Ulrike Guérot, Politikwissenschaftlerin, bei "Markus Lanz" - Foto: Imago

Krieg & Frieden: Die kluge Ulrike Guérot bei Markus Lanz und den Dummies

Bei Markus Lanz war wieder das alte deutsche Talkshow-Muster zu sehen: Der Moderator lud sich einen geifernden, pseudomoralisierenden Lynchmob ein und jemanden, den der Mob mordlustig lynchen sollte zum Amusement der pseudomoralischen Zuschauerschar. Das Thema: Der Ukrainekrieg. Das Opfer diesmal: Ulrike Guérot. Eine kluge Frau inmitten schrecklich dummer Leute. Die Medienkritik.

von Max Erdinger

Zum Krieg als solchem haben sich schon viele kluge Leute den Kopf zerbrochen. Hier einige Zitate.

  1. „Angreifer ist, wer seinen Gegner zwingt, zu den Waffen zu greifen.“ (Friedrich der Große)
  2. „Nicht wer zuerst die Waffen ergreift, ist Anstifter des Unheils, sondern wer dazu nötigt.“ (Nicolò Machiavelli)
  3. „Der Frieden ist ein Wunsch, der Krieg hingegen eine Tatsache.“ (Oswald Spengler)
  4. „Der ungerechteste Frieden ist immer noch besser als der gerechteste Krieg“ (Marcus Tullius Cicero)
  5. „Es wird niemals so viel gelogen wie vor der Wahl, während des Krieges und nach der Jagd.“ (Otto von Bismarck)
  6. „Lügen können Kriege in Bewegung setzen, Wahrheiten hingegen können ganze Armeen aufhalten.“ (Otto von Bismarck)
  7. „Soldaten: Männer, die offene Rechnungen der Politiker mit ihrem Leben bezahlen.“ (Ron Kritzfeld)
  8. „Noch nie waren so viele so sehr wenigen ausgeliefert.“ (Aldous Huxley)
  9. „Die gefährlichste Waffe sind die Menschen kleinen Kalibers.“ (Wieslaw Brudzinski)
  10. „Die erbarmungsloseste Waffe ist die gelassene Darlegung der Fakten.“ (Raymond Barre)
  11. „An allem Unfug, der passiert, sind nicht etwa nur die schuld, die ihn tun, sondern auch die, die ihn nicht verhindern.“ (Erich Kästner)

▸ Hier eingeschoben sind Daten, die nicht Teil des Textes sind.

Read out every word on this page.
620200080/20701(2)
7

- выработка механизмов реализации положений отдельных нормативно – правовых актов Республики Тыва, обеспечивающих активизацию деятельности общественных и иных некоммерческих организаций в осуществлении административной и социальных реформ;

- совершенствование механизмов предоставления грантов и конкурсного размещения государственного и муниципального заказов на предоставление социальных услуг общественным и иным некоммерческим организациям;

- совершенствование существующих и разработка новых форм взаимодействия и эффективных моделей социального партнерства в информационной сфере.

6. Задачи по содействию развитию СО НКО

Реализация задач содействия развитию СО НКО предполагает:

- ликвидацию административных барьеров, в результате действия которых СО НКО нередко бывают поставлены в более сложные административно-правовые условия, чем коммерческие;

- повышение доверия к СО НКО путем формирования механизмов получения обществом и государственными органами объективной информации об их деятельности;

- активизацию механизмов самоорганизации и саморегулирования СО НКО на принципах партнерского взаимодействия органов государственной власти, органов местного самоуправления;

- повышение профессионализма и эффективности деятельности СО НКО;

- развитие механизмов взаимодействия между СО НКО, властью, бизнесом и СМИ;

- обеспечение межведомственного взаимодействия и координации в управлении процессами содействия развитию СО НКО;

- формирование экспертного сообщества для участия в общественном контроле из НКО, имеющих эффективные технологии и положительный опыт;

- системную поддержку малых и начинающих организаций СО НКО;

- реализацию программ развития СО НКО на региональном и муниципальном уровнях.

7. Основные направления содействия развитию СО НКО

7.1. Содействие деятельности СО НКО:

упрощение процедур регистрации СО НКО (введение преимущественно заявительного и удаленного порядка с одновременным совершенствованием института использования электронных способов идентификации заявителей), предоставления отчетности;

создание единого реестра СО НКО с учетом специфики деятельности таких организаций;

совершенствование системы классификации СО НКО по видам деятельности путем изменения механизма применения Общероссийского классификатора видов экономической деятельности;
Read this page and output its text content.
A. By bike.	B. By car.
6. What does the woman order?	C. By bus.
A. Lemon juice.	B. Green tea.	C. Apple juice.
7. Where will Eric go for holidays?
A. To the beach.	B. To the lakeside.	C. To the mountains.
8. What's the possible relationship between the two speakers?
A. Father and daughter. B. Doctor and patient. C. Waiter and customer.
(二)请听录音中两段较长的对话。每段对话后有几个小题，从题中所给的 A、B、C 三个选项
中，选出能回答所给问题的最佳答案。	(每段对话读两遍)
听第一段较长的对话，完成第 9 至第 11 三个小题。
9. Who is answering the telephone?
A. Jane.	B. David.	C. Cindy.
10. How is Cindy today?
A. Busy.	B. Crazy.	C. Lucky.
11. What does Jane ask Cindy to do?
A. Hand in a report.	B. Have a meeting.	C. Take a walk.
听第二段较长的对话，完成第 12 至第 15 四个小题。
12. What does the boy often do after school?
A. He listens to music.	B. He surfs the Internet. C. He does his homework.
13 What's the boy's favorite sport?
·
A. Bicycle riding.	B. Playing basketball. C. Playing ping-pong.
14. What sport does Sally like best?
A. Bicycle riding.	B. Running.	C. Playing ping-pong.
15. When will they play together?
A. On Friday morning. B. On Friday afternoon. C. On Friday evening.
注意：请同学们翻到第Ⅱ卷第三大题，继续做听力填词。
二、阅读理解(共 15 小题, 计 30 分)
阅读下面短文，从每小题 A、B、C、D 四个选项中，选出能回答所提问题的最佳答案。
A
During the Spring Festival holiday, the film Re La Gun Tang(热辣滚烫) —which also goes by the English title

Keine Frage: Weder Friedrich der Große, Nicolò Machiavelli oder Oswald Spengler, geschweige denn Cicero oder Otto von Bismarck wären von Markus Lanz zu einer Debatte mit Ulrike Guérot ins Studio eingeladen worden. Warum nicht? Weil sie allesamt dümmer gewesen sind, als Marie-Agnes Strack-Zimmermann von der FDP, die Vorsitzende des Verteidigungsausschusses im Bundestag. Dümmer als der CNN-Journalist Frederick Pleitgen sowieso. Und wenn das nicht der Grund dafür ist, daß sie niemals zu einer Debatte bei Markus Lanz eingeladen worden wären, dann ist es deshalb, weil bei Lanz keine Debatten stattfinden, sondern Tribunale.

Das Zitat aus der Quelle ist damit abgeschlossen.